Anonymous wrote:Anonymous wrote:Anonymous wrote:Yes, me! It can often be disappointing, overly salted, and lacking in fruits and vegetables. I just cannot do fried food any more when my family wants to order that.
It is also costly, and perplexing, to be asked to tip when picking up food. OK, I tip 20% there which is is expensive. But then you'd think that a sit-down place would be a higher tip, or else counter pickup a lower tip.
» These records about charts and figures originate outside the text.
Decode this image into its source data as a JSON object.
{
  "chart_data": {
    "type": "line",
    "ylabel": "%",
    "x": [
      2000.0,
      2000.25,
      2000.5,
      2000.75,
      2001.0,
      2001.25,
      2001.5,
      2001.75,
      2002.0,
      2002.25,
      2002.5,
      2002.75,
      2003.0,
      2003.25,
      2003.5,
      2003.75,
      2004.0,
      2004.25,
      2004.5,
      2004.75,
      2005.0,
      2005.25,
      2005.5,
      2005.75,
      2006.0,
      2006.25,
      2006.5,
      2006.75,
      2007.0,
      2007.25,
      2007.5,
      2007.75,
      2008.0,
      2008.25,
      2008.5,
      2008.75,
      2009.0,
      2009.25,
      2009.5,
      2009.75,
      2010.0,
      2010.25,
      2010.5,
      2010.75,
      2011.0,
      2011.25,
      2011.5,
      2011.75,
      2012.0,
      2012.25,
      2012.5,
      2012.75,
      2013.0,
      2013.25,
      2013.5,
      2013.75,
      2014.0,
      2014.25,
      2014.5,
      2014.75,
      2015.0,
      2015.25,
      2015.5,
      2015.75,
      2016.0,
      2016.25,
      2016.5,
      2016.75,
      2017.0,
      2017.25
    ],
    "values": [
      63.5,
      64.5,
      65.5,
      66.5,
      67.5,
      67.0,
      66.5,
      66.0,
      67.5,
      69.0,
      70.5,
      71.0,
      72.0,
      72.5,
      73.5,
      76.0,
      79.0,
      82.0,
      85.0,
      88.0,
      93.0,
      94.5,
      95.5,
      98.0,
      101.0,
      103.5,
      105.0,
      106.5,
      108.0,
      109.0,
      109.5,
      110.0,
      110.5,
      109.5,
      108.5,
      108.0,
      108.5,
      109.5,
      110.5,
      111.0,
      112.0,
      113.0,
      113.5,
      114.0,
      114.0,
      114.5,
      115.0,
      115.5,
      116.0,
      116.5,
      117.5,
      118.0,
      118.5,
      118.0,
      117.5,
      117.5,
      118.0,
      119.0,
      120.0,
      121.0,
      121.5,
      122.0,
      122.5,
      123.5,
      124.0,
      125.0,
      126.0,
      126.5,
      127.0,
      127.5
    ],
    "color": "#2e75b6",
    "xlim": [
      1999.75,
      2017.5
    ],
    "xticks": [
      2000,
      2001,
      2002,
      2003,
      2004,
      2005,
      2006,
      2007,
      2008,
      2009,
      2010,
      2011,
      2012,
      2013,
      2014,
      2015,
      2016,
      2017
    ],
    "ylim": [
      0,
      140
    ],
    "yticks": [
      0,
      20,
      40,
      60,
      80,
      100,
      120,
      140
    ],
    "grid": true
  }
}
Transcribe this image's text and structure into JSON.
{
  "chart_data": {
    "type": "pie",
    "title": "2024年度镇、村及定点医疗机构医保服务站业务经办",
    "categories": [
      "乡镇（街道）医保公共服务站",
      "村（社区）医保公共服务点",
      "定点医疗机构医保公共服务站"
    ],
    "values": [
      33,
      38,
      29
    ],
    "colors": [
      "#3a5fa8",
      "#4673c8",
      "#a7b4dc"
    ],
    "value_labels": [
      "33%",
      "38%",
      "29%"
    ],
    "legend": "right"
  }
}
I feel this way too. I wish it would go back to 10% is the norm for takeout. When I was younger, it was nothing or 10%. I don't think it should be the same as a sit down where they are filling drinks, explaining menu, etc. A small amount for packing it up but there is no service. $15 for a normal chinese takeout pickup to pack up in a bag is insane. It takes about 5 min.
I tip $1 per item. So if we get 1 app, 2 entrees, and 1 dessert, it’s $4. If I’m getting like 1 or 2 cheap items I may round up a bit. I always choose custom and never do the automatic tip amounts. Some of them are 15%, 20%, and 25%. Who in their right mind is tipping this much on to go or counter service?
Anonymous wrote:Yes, I was early to this party because we live in the District, which was an early adopter of all the specious 'pro employee' legislation and fees that have led us to the logical result: $33 hamburgers. (Tipped servers now earn $17.50/hr instead of $2/hr. 20% mandatory service charge added to the check, but "tips are (still) welcome !!!!" on top of that; $5 flat Covid supplies fee in ... 2024. 3.5% "recovery" fees ...
We suck.
These Helpful Tools Are Tracking Every Restaurant Fee Across DC
https://www.washingtonian.com/2024/01/11/these-helpful-tools-are-tracking-every-restaurant-fee-across-dc/
Anonymous wrote:Anonymous wrote:I went out to dinner during Restaurant week in DC and it was still $190 with no alcohol.
Also, why is the service charge on the taxed amount rather than the pre-tax amount? When did this change?
$190 for how many people?
The whole point of restaurant week is that it's prix fixe, I'm not sure how you're getting surprised by the bill when it's literally just "price x people."